朝礼小噺

ルールを増やすほど、信頼は減っていく

朝礼メモ

ルールを増やすほど、信頼は減っていく

「共有地の悲劇」から考える、ルールと信頼のバランス。

おはようございます。今日は朝礼で話した「ルールと信頼」の話を残しておきます。

ホワイトボードに牧草地と牛の絵を描いて共有地の話を説明する歯科医師とスタッフ

共有地の悲劇という話

昔、ある町に「共有地」と呼ばれる、みんなが自由に使える牧草地があったそうです。何頭まで牛を放してよいという制限がなかったので、たくさん放した人ほど草を食べさせられて得をしました。

すると、みんなが「それなら自分もたくさん放したほうが得だ」と合理的に考えます。一人ひとりにとっては正しい判断です。ところが全員が同じことをすると、草は食べ尽くされて生えなくなり、最後は誰も使えなくなってしまう。結局「牛を放してはいけない」というルールができて、ただの公園になってしまった——そんな話です。

個人個人の合理性をみんなが優先すると、かえって全体の利益はどんどん失われていく。これは「共有地の悲劇」と呼ばれる、とても示唆に富んだ話だと思っています。

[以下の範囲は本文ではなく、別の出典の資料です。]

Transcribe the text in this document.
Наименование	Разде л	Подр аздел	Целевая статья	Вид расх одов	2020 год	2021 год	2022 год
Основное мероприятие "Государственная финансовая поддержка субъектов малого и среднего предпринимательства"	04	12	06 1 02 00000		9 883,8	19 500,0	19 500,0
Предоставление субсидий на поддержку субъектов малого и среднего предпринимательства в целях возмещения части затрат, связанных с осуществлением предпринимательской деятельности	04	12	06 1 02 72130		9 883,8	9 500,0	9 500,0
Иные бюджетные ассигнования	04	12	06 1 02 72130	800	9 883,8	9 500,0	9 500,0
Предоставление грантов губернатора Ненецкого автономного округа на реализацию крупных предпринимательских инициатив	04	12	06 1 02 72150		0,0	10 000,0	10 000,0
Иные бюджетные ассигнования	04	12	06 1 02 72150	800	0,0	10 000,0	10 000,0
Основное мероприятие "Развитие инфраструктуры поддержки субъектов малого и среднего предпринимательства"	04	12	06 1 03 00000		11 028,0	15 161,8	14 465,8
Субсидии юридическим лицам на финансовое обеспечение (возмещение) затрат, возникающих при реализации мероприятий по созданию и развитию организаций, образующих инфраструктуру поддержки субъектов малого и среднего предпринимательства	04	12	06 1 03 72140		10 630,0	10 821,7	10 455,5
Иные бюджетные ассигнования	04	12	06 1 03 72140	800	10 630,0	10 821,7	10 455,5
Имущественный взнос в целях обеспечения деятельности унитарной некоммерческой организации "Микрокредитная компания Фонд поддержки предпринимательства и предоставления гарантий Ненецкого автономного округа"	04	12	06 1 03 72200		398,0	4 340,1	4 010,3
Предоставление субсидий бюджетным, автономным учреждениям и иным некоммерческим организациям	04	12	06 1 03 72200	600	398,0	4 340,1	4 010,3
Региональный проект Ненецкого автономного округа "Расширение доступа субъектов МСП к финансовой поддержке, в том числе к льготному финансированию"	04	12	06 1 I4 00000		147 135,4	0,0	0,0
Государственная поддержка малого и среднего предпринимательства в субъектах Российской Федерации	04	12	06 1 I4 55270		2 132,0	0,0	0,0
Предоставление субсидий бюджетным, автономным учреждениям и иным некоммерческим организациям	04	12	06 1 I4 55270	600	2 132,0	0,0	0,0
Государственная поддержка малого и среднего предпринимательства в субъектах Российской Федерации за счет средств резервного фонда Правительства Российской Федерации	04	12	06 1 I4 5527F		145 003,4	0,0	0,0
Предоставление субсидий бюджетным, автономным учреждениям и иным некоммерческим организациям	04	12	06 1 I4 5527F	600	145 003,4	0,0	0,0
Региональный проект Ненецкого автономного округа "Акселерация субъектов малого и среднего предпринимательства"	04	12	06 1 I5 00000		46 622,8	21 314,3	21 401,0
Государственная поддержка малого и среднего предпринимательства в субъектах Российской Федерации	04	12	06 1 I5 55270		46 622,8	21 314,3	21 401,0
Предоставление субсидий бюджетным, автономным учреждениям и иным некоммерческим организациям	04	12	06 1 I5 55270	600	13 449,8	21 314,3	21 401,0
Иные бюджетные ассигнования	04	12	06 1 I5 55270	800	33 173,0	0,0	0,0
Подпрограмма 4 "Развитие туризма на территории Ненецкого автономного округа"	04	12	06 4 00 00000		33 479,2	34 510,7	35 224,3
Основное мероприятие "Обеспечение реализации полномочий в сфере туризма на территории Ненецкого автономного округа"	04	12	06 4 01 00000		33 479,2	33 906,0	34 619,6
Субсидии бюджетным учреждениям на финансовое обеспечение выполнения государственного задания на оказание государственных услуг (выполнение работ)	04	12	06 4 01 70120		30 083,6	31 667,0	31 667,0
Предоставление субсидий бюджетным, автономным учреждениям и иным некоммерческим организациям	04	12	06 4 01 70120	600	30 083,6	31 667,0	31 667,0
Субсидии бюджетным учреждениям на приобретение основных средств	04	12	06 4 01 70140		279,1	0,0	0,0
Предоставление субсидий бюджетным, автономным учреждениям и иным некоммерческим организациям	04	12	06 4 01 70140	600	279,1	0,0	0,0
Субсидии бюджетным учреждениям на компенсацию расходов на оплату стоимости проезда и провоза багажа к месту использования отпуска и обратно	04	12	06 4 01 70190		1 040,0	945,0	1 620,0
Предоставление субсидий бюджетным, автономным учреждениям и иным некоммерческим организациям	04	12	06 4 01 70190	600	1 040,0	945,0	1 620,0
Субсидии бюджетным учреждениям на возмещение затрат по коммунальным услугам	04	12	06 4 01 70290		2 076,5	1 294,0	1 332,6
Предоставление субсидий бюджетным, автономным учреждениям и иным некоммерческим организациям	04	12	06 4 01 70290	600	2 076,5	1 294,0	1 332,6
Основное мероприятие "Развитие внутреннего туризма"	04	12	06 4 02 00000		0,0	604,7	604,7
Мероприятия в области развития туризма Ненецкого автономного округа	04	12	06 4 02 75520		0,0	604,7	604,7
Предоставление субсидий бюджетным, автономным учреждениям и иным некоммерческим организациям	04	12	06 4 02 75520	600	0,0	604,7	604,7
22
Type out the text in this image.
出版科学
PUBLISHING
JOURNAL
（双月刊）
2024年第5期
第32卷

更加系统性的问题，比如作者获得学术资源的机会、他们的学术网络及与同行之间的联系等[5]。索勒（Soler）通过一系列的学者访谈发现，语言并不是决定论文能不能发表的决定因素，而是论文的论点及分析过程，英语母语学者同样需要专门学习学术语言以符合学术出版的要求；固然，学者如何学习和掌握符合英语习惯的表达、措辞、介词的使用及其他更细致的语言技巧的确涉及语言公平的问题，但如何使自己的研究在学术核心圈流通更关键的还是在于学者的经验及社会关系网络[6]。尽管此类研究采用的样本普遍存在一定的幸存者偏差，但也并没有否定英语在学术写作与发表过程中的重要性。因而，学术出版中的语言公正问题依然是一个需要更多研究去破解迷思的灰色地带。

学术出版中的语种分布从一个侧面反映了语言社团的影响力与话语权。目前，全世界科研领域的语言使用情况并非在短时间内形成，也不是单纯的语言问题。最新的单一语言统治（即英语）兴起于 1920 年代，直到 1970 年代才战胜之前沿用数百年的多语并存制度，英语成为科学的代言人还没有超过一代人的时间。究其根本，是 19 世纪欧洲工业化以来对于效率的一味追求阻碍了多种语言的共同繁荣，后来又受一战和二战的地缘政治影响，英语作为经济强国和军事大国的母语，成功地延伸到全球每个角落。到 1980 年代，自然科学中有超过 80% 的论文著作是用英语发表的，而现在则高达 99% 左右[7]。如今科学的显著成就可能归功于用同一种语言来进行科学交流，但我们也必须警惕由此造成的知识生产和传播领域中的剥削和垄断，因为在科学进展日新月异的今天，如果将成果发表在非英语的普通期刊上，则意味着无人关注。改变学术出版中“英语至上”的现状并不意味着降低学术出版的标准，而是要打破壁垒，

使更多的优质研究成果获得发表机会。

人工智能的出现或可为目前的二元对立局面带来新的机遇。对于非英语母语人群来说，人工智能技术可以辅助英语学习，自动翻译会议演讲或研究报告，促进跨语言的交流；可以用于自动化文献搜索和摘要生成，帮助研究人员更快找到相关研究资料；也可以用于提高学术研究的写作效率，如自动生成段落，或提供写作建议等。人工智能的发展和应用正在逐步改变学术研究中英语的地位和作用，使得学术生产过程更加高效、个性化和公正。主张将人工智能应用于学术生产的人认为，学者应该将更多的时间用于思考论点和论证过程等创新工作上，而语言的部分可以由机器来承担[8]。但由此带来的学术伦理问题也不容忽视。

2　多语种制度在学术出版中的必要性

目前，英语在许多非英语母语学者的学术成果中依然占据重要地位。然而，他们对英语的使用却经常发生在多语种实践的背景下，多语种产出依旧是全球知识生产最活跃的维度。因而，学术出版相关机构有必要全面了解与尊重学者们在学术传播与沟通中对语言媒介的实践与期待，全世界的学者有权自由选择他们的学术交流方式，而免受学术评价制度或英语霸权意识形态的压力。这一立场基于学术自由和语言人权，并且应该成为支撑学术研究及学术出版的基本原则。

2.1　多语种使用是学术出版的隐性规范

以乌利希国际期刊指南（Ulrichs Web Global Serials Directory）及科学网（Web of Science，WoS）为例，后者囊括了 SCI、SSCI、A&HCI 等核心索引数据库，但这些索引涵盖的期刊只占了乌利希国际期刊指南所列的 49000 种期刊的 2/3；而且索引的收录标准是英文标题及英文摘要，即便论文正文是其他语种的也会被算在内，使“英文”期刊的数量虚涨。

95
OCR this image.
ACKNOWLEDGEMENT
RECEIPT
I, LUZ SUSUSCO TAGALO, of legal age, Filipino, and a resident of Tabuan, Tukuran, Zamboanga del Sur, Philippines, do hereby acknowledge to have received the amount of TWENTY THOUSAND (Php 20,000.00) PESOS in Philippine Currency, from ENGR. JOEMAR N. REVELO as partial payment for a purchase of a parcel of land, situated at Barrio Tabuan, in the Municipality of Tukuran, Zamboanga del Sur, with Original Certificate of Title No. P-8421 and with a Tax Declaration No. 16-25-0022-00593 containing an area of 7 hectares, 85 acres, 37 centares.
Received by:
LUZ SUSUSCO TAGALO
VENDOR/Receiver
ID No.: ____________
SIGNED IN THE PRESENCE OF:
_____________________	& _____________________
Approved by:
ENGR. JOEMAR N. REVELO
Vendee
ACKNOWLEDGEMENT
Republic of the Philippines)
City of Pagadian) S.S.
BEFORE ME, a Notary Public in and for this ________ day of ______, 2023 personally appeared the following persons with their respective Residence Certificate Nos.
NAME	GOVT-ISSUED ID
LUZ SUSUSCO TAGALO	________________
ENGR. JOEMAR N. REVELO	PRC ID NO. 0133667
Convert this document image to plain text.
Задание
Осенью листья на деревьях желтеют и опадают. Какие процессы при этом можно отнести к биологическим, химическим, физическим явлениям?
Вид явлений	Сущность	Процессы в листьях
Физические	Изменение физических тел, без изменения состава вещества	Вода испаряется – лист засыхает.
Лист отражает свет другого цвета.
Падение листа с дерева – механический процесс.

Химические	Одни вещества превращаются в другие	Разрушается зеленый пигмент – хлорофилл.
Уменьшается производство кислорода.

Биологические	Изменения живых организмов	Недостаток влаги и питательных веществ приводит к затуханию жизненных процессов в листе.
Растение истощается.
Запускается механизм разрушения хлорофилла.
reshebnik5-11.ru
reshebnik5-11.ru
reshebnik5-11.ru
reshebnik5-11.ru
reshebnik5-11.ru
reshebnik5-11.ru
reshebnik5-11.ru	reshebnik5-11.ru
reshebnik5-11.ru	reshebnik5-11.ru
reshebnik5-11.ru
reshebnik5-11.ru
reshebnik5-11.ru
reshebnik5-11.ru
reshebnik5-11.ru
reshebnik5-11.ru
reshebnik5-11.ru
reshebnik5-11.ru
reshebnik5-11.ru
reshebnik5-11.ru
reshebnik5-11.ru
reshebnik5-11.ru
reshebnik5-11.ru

分厚い規則書を抱えて少し困った表情をする受付スタッフ

ルールは「信頼しなくていい」を作る

同じことは、身近なところにもあります。たとえば「とりあえず予約しておいて、予定が入ったらキャンセルすればいい」という考え方。個人にとってはとても合理的です。でもみんながやると、全体が立ち行かなくなる。だからキャンセルを制限するルールが生まれます。

ここで気づいたことがあります。

ルールというのは、作れば作るほど「人を信頼しなくてよくなる」。

「キャンセルしないよね」と信頼しなくても、「キャンセルしたら料金がかかります」と決めておけば回ってしまう。でもその代わりに、普段きちんとしている人まで「私もキャンセル料がかかるの?」と、こちらから信頼されていないように感じてしまう。ルールには、そういう副作用もあるんですね。

明るい休憩室で輪になって和やかに話し合う歯科医院のスタッフたち

それでも、信頼で動ける場所にしたい

だから私は、ルールはなるべく少なくしたいと思っています。とくに「ルールを守った人が損をする」ような仕組みは作りたくない。気になることがあれば、ルールで縛るより、直接その人と話して解決したい。

もちろん、組織が大きくなるほどこれは難しくなります。一人ひとりと話す代わりに、ルールで縛らざるを得なくなる。すると人と人の会話が減って、だんだん窮屈になっていく。SNSも、最初は自由だったのにルールがどんどん増えていきましたよね。あれと同じ構図です。

大切にしたいこと

ルールは最小限に、足りないところは話し合いで埋める。ただし、ルールを平気で踏みにじる人だけは仲間に入れない。みんながこの感覚を共有してくれたら、きっといいチームになると思っています。

ルールで縛るより、信頼で動ける場所を。
今日も一日、よろしくお願いします。